Risco de concorrência com players estabelecidos e bem capitalizados: Vast.ai, Runpod.io e Akash Network já têm comunidades estabelecidas, liquidez de supply comprovada e histórico de execução. A SF Compute, com US$ 40 milhões (R$ 240 milhões) em funding e US$ 300 milhões (R$ 1,8 bilhão) de valuation, tem músculo financeiro para subsidiar preços agressivamente se sentir a competição. A Ocean Network precisa converter sua vantagem de integração com IDEs e privacidade via C2D em adoção suficientemente rápida antes que competidores copiem essas features – o que, em software, tipicamente leva menos de 12 meses.
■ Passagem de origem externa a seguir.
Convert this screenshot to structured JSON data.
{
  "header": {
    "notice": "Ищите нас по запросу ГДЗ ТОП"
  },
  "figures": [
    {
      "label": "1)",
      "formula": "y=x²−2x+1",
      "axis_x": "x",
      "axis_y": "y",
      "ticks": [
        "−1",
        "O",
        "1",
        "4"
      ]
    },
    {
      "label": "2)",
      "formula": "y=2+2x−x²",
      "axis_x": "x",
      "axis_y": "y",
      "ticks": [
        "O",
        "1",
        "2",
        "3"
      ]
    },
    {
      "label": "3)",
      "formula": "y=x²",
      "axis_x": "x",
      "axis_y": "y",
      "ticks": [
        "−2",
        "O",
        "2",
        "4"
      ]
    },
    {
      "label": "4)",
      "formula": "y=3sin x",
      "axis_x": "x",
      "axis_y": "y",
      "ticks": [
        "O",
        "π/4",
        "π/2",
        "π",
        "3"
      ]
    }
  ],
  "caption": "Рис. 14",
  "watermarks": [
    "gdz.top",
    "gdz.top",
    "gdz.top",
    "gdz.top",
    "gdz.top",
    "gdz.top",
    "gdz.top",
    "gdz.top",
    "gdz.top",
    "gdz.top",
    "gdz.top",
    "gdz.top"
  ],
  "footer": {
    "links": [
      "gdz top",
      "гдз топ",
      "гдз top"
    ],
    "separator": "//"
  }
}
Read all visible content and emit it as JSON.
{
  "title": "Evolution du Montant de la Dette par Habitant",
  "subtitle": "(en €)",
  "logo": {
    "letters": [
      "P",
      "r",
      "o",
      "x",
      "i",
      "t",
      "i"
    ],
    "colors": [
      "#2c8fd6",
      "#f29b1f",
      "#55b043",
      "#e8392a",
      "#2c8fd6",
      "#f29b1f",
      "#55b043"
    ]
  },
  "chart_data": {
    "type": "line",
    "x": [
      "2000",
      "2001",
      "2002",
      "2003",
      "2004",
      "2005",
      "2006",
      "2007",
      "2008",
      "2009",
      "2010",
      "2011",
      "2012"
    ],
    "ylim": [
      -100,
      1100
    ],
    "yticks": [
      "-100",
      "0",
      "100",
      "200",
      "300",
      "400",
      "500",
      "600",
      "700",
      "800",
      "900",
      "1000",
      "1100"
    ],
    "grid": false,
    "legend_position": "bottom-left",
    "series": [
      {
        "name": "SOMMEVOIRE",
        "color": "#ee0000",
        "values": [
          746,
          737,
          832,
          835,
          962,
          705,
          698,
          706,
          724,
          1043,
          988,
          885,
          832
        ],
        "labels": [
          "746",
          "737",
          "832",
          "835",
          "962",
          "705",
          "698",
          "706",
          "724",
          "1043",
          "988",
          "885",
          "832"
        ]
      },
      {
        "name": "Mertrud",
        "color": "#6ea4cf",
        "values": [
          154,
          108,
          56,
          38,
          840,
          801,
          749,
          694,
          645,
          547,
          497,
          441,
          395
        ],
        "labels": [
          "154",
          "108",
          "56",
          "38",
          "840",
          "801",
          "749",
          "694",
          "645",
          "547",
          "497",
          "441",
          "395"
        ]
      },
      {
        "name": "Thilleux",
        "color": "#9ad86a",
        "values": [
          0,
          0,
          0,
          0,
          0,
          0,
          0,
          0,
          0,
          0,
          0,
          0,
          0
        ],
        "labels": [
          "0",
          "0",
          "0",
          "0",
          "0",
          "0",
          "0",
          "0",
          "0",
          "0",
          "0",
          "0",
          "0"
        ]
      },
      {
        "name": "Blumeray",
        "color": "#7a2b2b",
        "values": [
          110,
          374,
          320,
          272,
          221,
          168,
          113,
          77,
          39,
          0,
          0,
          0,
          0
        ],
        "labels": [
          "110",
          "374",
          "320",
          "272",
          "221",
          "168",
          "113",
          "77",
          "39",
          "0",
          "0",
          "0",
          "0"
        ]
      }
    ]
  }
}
Gatilho a monitorar: anúncios de integração de VS Code ou Cursor por plataformas concorrentes nos próximos seis meses.

O cenário final

O cenário é binário: se a Ocean Network atingir mais de 1.000 nós independentes ativos até junho de 2026, a taxa de retenção de usuários pós-crédito superar 25%, o custo efetivo de GPU H200 na plataforma se estabelecer consistentemente 40% abaixo da AWS, e o protocolo C2D atrair ao menos um caso de uso corporativo verificável em setor regulado – então a tese DePIN de computação deixa de ser narrativa e passa a ser negócio real, o token OCEAN tem fundamentos para reavaliar sua capitalização de mercado em direção às máximas históricas, e o investidor brasileiro que entrou na fase beta com posição moderada em OCEAN via Binance Brasil ou Coinbase verá essa posição em reais amplificada tanto pela apreciação do token quanto pelo câmbio BRL/USD, tornando a tese atraente mesmo para perfis conservadores dentro do espectro cripto; caso contrário, se o supply orgânico não se formar além da Aethir, a rentabilidade para provedores domésticos não fechar matematicamente com os custos de energia no Brasil, e plataformas concorrentes copiarem as integrações de IDE antes que a Ocean Network converta sua vantagem de primeiro mês em lealdade de usuário – então este será mais um capítulo na longa história de marketplaces DePIN que resolveram o problema técnico mas não o problema econômico, e o token OCEAN retornará à irrelevância de preço que marcou boa parte de 2023 e 2024. Até lá, paciência é o único ativo que não desvaloriza.